What fair internal medicine contract language looks like
On the wRVU structure: a threshold benchmarked against the correct practice segment (outpatient, inpatient, or blended) at or below the 50th percentile for that segment, with a rate at or above the segment median.
On call: a defined frequency cap — something like 'physician shall not be required to provide inpatient call coverage exceeding twelve days per calendar quarter' — with separate per-day compensation for any call beyond a baseline.
On threshold escalation: a frozen threshold for the contract term, or threshold increases tied directly and proportionally to base salary increases. A threshold that rises while base salary stays flat is a structural pay cut.
What to ask before you sign
Four specific questions worth getting answered in writing before you commit to an internal medicine contract:
- Which MGMA segment (outpatient, inpatient, blended) was used to benchmark my wRVU threshold, and how does my threshold compare to the median of that segment?
- What is the specific frequency of inpatient call I will be required to cover, and is there separate compensation for call beyond a baseline?
- Does my wRVU threshold escalate over the contract term, and if so, how is that escalation tied to base salary or other compensation?
- What is the payer mix assumed in my threshold calculation, and what happens if my actual panel mix differs significantly?

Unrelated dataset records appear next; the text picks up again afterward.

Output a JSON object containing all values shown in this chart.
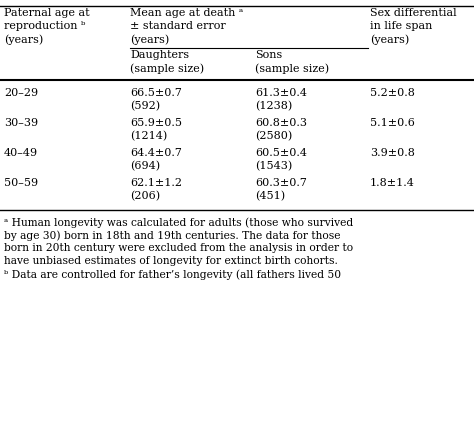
{
  "col1_header": [
    "Paternal age at",
    "reproduction ᵇ",
    "(years)"
  ],
  "col2_header": [
    "Mean age at death ᵃ",
    "± standard error",
    "(years)"
  ],
  "col3_header": [
    "Sex differential",
    "in life span",
    "(years)"
  ],
  "sub_header_daughters": [
    "Daughters",
    "(sample size)"
  ],
  "sub_header_sons": [
    "Sons",
    "(sample size)"
  ],
  "rows": [
    {
      "age": "20–29",
      "daughters": "66.5±0.7",
      "daughters_n": "(592)",
      "sons": "61.3±0.4",
      "sons_n": "(1238)",
      "sex_diff": "5.2±0.8"
    },
    {
      "age": "30–39",
      "daughters": "65.9±0.5",
      "daughters_n": "(1214)",
      "sons": "60.8±0.3",
      "sons_n": "(2580)",
      "sex_diff": "5.1±0.6"
    },
    {
      "age": "40–49",
      "daughters": "64.4±0.7",
      "daughters_n": "(694)",
      "sons": "60.5±0.4",
      "sons_n": "(1543)",
      "sex_diff": "3.9±0.8"
    },
    {
      "age": "50–59",
      "daughters": "62.1±1.2",
      "daughters_n": "(206)",
      "sons": "60.3±0.7",
      "sons_n": "(451)",
      "sex_diff": "1.8±1.4"
    }
  ],
  "footnote_a_lines": [
    "ᵃ Human longevity was calculated for adults (those who survived",
    "by age 30) born in 18th and 19th centuries. The data for those",
    "born in 20th century were excluded from the analysis in order to",
    "have unbiased estimates of longevity for extinct birth cohorts."
  ],
  "footnote_b": "ᵇ Data are controlled for father’s longevity (all fathers lived 50",
  "bg_color": "#ffffff",
  "text_color": "#000000",
  "font_size": 8.0,
  "font_family": "DejaVu Serif"
}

These are reasonable, specific questions. The answers determine whether the contract that looks fair on the offer letter is actually fair when you do the math.

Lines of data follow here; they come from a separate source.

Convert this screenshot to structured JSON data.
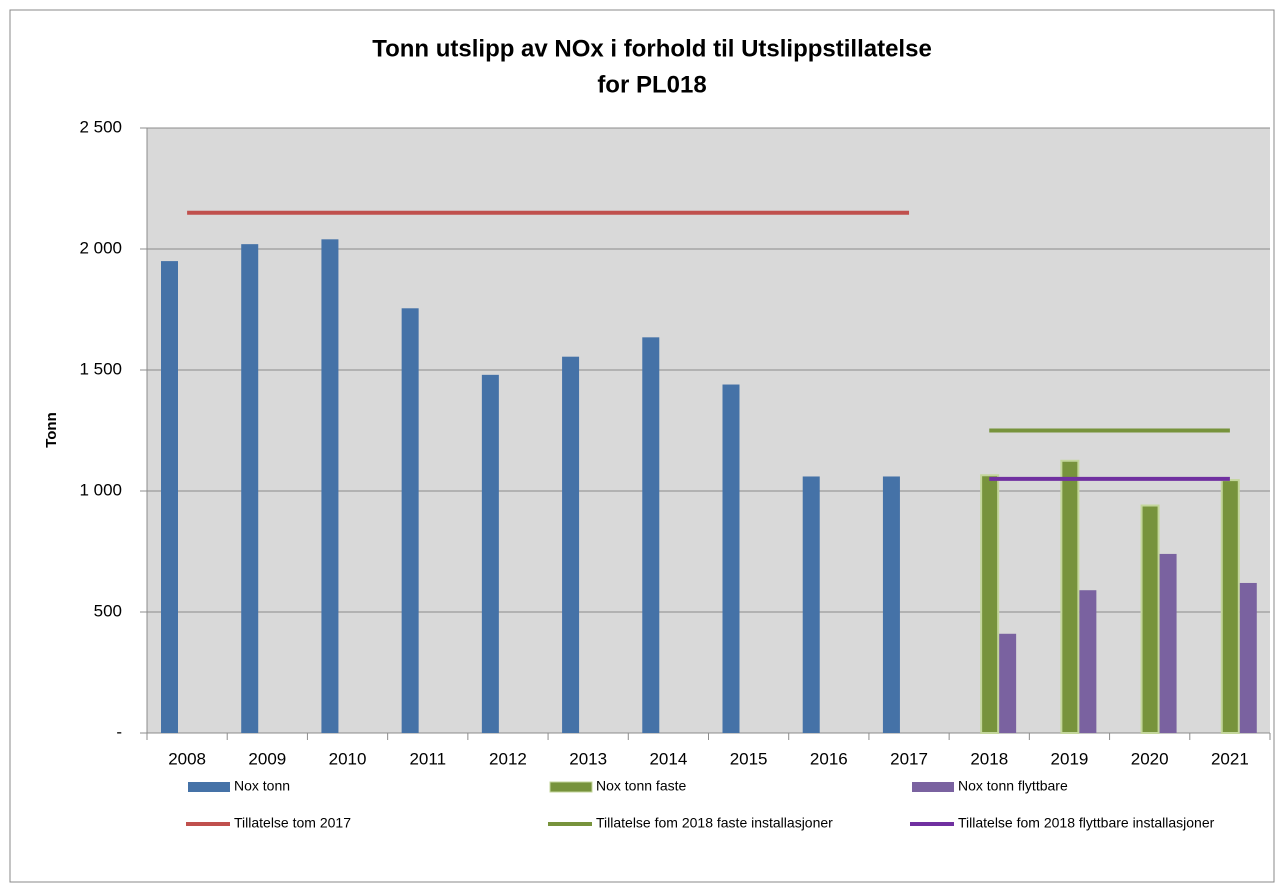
{
  "chart_data": {
    "type": "bar",
    "title": [
      "Tonn utslipp av NOx i forhold til Utslippstillatelse",
      "for PL018"
    ],
    "ylabel": "Tonn",
    "categories": [
      "2008",
      "2009",
      "2010",
      "2011",
      "2012",
      "2013",
      "2014",
      "2015",
      "2016",
      "2017",
      "2018",
      "2019",
      "2020",
      "2021"
    ],
    "series": [
      {
        "name": "Nox tonn",
        "type": "bar",
        "color": "#4572a7",
        "values": [
          1950,
          2020,
          2040,
          1755,
          1480,
          1555,
          1635,
          1440,
          1060,
          1060,
          null,
          null,
          null,
          null
        ]
      },
      {
        "name": "Nox tonn faste",
        "type": "bar",
        "color": "#77933c",
        "edge": "#c3d69b",
        "values": [
          null,
          null,
          null,
          null,
          null,
          null,
          null,
          null,
          null,
          null,
          1065,
          1125,
          940,
          1045
        ]
      },
      {
        "name": "Nox tonn flyttbare",
        "type": "bar",
        "color": "#7a62a0",
        "values": [
          null,
          null,
          null,
          null,
          null,
          null,
          null,
          null,
          null,
          null,
          410,
          590,
          740,
          620
        ]
      },
      {
        "name": "Tillatelse tom 2017",
        "type": "line",
        "color": "#c0504d",
        "values": [
          2150,
          2150,
          2150,
          2150,
          2150,
          2150,
          2150,
          2150,
          2150,
          2150,
          null,
          null,
          null,
          null
        ]
      },
      {
        "name": "Tillatelse fom 2018 faste installasjoner",
        "type": "line",
        "color": "#77933c",
        "values": [
          null,
          null,
          null,
          null,
          null,
          null,
          null,
          null,
          null,
          null,
          1250,
          1250,
          1250,
          1250
        ]
      },
      {
        "name": "Tillatelse fom 2018 flyttbare installasjoner",
        "type": "line",
        "color": "#7030a0",
        "values": [
          null,
          null,
          null,
          null,
          null,
          null,
          null,
          null,
          null,
          null,
          1050,
          1050,
          1050,
          1050
        ]
      }
    ],
    "ylim": [
      0,
      2500
    ],
    "yticks": [
      {
        "value": 0,
        "label": "-"
      },
      500,
      {
        "value": 1000,
        "label": "1 000"
      },
      {
        "value": 1500,
        "label": "1 500"
      },
      {
        "value": 2000,
        "label": "2 000"
      },
      {
        "value": 2500,
        "label": "2 500"
      }
    ],
    "grid": true
  }
}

What the 2026 CMS adjustment means for internal medicine
CMS reduced wRVU values for procedural codes by 2.5% in January 2026. Pure outpatient internal medicine is largely cognitive — E/M codes, chronic disease management, preventive care — and these are not affected. However, internists who perform procedures (joint injections, skin biopsies, paracentesis, central line placement when covering hospital service) will see slightly reduced wRVU credit for that procedural work in 2026 versus 2025.

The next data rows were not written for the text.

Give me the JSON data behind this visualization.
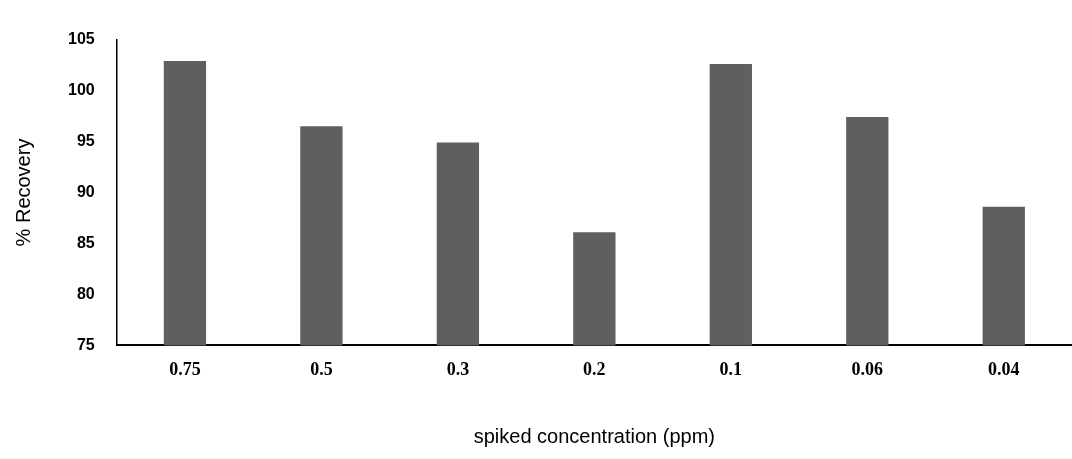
{
  "chart_data": {
    "type": "bar",
    "xlabel": "spiked concentration (ppm)",
    "ylabel": "% Recovery",
    "categories": [
      "0.75",
      "0.5",
      "0.3",
      "0.2",
      "0.1",
      "0.06",
      "0.04"
    ],
    "values": [
      102.9,
      96.5,
      94.9,
      86.1,
      102.6,
      97.4,
      88.6
    ],
    "color": "#5f5f5f",
    "ylim": [
      75,
      105
    ],
    "yticks": [
      75,
      80,
      85,
      90,
      95,
      100,
      105
    ],
    "grid": false,
    "legend": false
  }
}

If your contract was drafted using 2025 benchmark data and assumes a meaningful procedural component, the threshold may be slightly harder to hit in 2026 than the contract anticipates. This is more of a margin issue than a structural problem for most internists, but worth asking your employer about explicitly.
Want to know how your specific internal medicine contract compares to these benchmarks? FairRVU runs the full analysis in 60 seconds — segment-specific benchmark check, call frequency review, threshold escalation analysis, and 2026 CMS adjustment evaluation. Your contract is permanently deleted after processing.
Frequently asked questions
What is the median internal medicine wRVU target in 2026?
The median internal medicine physician produces approximately 5,100 wRVUs annually at a rate of around $43 per wRVU based on 2025 MGMA data. Outpatient-only internists often produce somewhat less (4,200-5,000 wRVUs) at similar rates.
Should an outpatient-only internist be benchmarked against the blended IM median?
No. Outpatient and hospital-based internal medicine have different wRVU production profiles. Holding an outpatient internist to the blended median (which includes higher-producing inpatient internists) sets the threshold structurally too high. Always confirm which MGMA segment was used to benchmark your threshold.
Is a wRVU threshold that escalates each year fair?
Only if your base salary escalates proportionally. A threshold that rises while base salary stays flat is a structural pay cut — you must produce more wRVUs each year to earn the same income. Watch for language describing 'productivity-aligned compensation' that includes annual threshold increases.
How much call should be included in an internal medicine contract?
Inpatient call frequency in IM contracts varies enormously. Always ask for the specific number of days or shifts in writing. Vague language like 'physician will participate in call on a rotating basis' can mean a few weekends per year or several weeks per quarter — a financial difference of $25,000-$45,000 annually.